Bis in die Zehenspitzen gespannt saß ich da, das ließ nicht ab. Ich wußte ja um beinah jede Tücke, jede Falle, und elegant, leidenschaftlich, beseelt spielten die Musiker darüber, als wären sie nicht da, hinweg. Zweimal vertat sich sekundenbrucheslang ein Einsatz im Blech, das ist auch schon alles, was zu erzählen wäre, daß es nicht geklappt. Man zuckt dann, das sind gefährliche Momente, weil sie einen aus dem Fluß kechern können, und dann liegt man da am Trockenen, als Fisch, und s i e h t den Fluß kaum mehr, der weiterzieht. Einmal verschleppte sich der ganze Apparat, da zog Zagroseks rechter Arm an, während seine linke Hand das Tempo fing und in die Bahn zurücktat… oh aber das gefächerte, aufgefächerte Sirren, die Tupfen der Flöten, diese Klarinette dann immer, das Englischhorn…und völlig über allem erhaben die Klagestimme Claudia Mahnkes. Vielleicht, daß Melanie Dieners Sopran eine Spur zu füllig für eine Tove ist, eine Spur zu sehr Bauch, um für ein Mädchen zu gelten, das diese Tove doch ist… aber was erzähl ich… Unfug, Beckmesserei! Denn vor mir saß eine Kritikerin, die schon in der Haltung nichts als Abwehr war und dann auch folgerichtig die Unart der Rezensenten mitdemonstrierte, daß man als solcher Künstler nicht beklatsche… welch eine Anmaßung! Mit Wollust denk ich daran, wie Stockhausen vor Jahren eine Kritikerin des Großen Saales der Alten Oper Frankfurt verwies, ich weiß noch ihren Namen… Fantastisch, daß sie von ihrem Edelplatz aufstehen mußte, bevor Stockhausen anfangen ließ, und daß sie, allen zweitausend Leuten sichtbar, hinausschreiten mußte… Was für ein Gerumpel dann um die Pressefreiheit losging… – L i e b e n Sie, worüber Sie schreiben, oder bleiben Sie weg! Sò.

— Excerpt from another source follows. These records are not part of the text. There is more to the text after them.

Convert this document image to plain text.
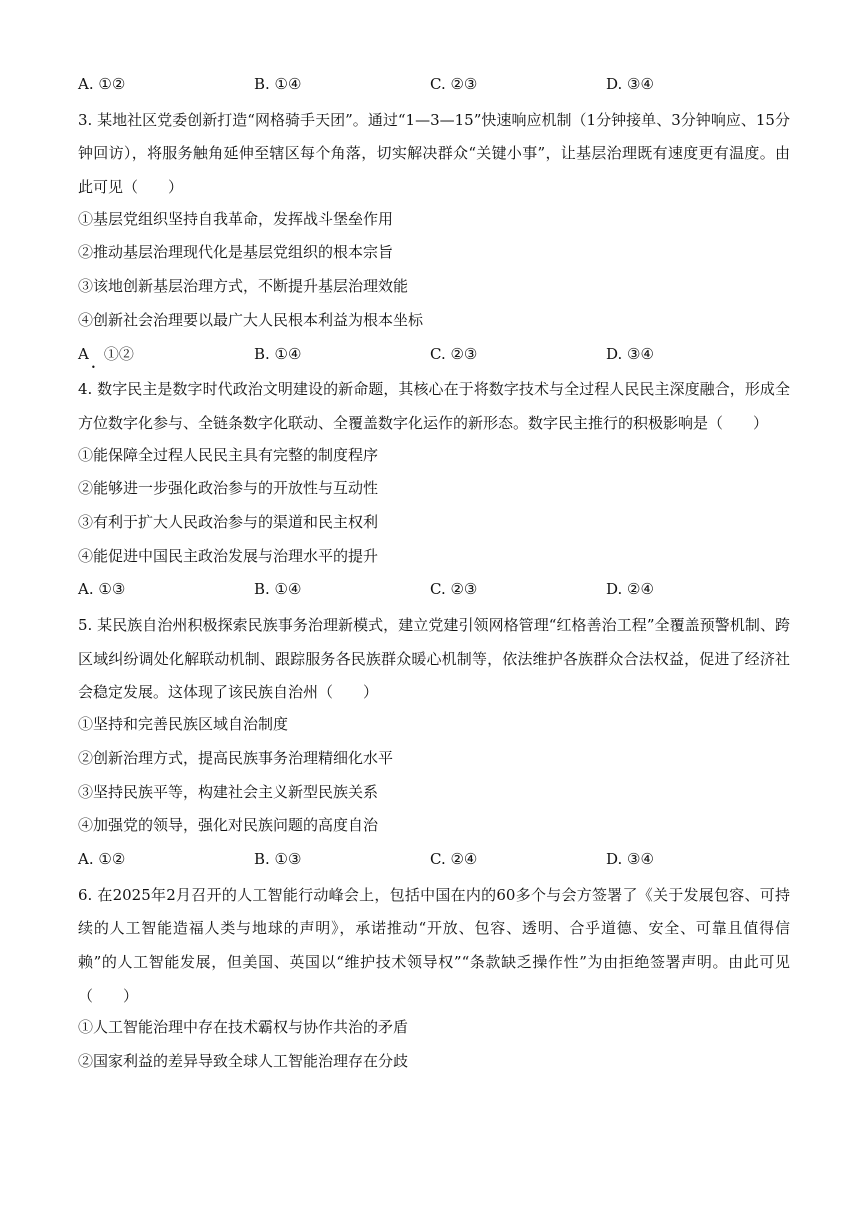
A. ①②	B. ①④	C. ②③	D. ③④
3. 某地社区党委创新打造“网格骑手天团”。通过“1—3—15”快速响应机制（1分钟接单、3分钟响应、15分钟回访），将服务触角延伸至辖区每个角落，切实解决群众“关键小事”，让基层治理既有速度更有温度。由此可见（　　）
①基层党组织坚持自我革命，发挥战斗堡垒作用
②推动基层治理现代化是基层党组织的根本宗旨
③该地创新基层治理方式，不断提升基层治理效能
④创新社会治理要以最广大人民根本利益为根本坐标
A　①②	B. ①④	C. ②③	D. ③④
•
4. 数字民主是数字时代政治文明建设的新命题，其核心在于将数字技术与全过程人民民主深度融合，形成全方位数字化参与、全链条数字化联动、全覆盖数字化运作的新形态。数字民主推行的积极影响是（　　）
①能保障全过程人民民主具有完整的制度程序
②能够进一步强化政治参与的开放性与互动性
③有利于扩大人民政治参与的渠道和民主权利
④能促进中国民主政治发展与治理水平的提升
A. ①③	B. ①④	C. ②③	D. ②④
5. 某民族自治州积极探索民族事务治理新模式，建立党建引领网格管理“红格善治工程”全覆盖预警机制、跨区域纠纷调处化解联动机制、跟踪服务各民族群众暖心机制等，依法维护各族群众合法权益，促进了经济社会稳定发展。这体现了该民族自治州（　　）
①坚持和完善民族区域自治制度
②创新治理方式，提高民族事务治理精细化水平
③坚持民族平等，构建社会主义新型民族关系
④加强党的领导，强化对民族问题的高度自治
A. ①②	B. ①③	C. ②④	D. ③④
6. 在2025年2月召开的人工智能行动峰会上，包括中国在内的60多个与会方签署了《关于发展包容、可持续的人工智能造福人类与地球的声明》，承诺推动“开放、包容、透明、合乎道德、安全、可靠且值得信赖”的人工智能发展，但美国、英国以“维护技术领导权”“条款缺乏操作性”为由拒绝签署声明。由此可见（　　）
①人工智能治理中存在技术霸权与协作共治的矛盾
②国家利益的差异导致全球人工智能治理存在分歧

Es war stumm, als der erste Teil des Stückes verklungen, es war fast eine Minute lang still… Dann aber doch Applaus, und die Pause. An sich wäre sie unnötig gewesen, wenn auch gut für des Tenores schöne Stimme. Wir aßen Brezeln, tranken Wein. – Zweiter Teil.

Er ist der propblematischste, und zwar, weil der lyrische Tenor hier aggressiv werden muß, weil er anklagt und weil das Orchester diese Klage so expressiv hochdreht. Da ist unendlich viel Balance-Arbeit vonnöten, ich hatte, geb ich zu, Angst vor diesem Part: Immerhin, stellen Sie sich das vor, war >>>> die Generalprobe am Vormittag die erste Durchlaufprobe überhaupt gewesen. „Wie hätten wir anders können? Es war teuer genug!” Welche Realitäten! Aufschrei im Orchester, hundertfuffzich Leute. Zagrosek geht in die Knie, eine Ebene Brust und linke Hand, das Orchester folgt, und Daniel Kirch klagt an: „Herrgott, wußtest du, was du tatest!” Daß er hier jetzt manchmal versank, wieder auftauchte, wieder unterging und dann aus diesem Tosen seine Stimme wieder hervorbrach, war dann genau das, was diese Stelle b r a u c h t: Nein, das ist eben n i c h t der Held, der das Unglück bannen kann, nein, er ist ja ganz d a r i n… und es hebt ihn an, er schwimmt, krault, bekommt Luft in die Lungen, spuckt, läßt aber nicht von seiner Anklage ab. Schlußakkord.
Atempause.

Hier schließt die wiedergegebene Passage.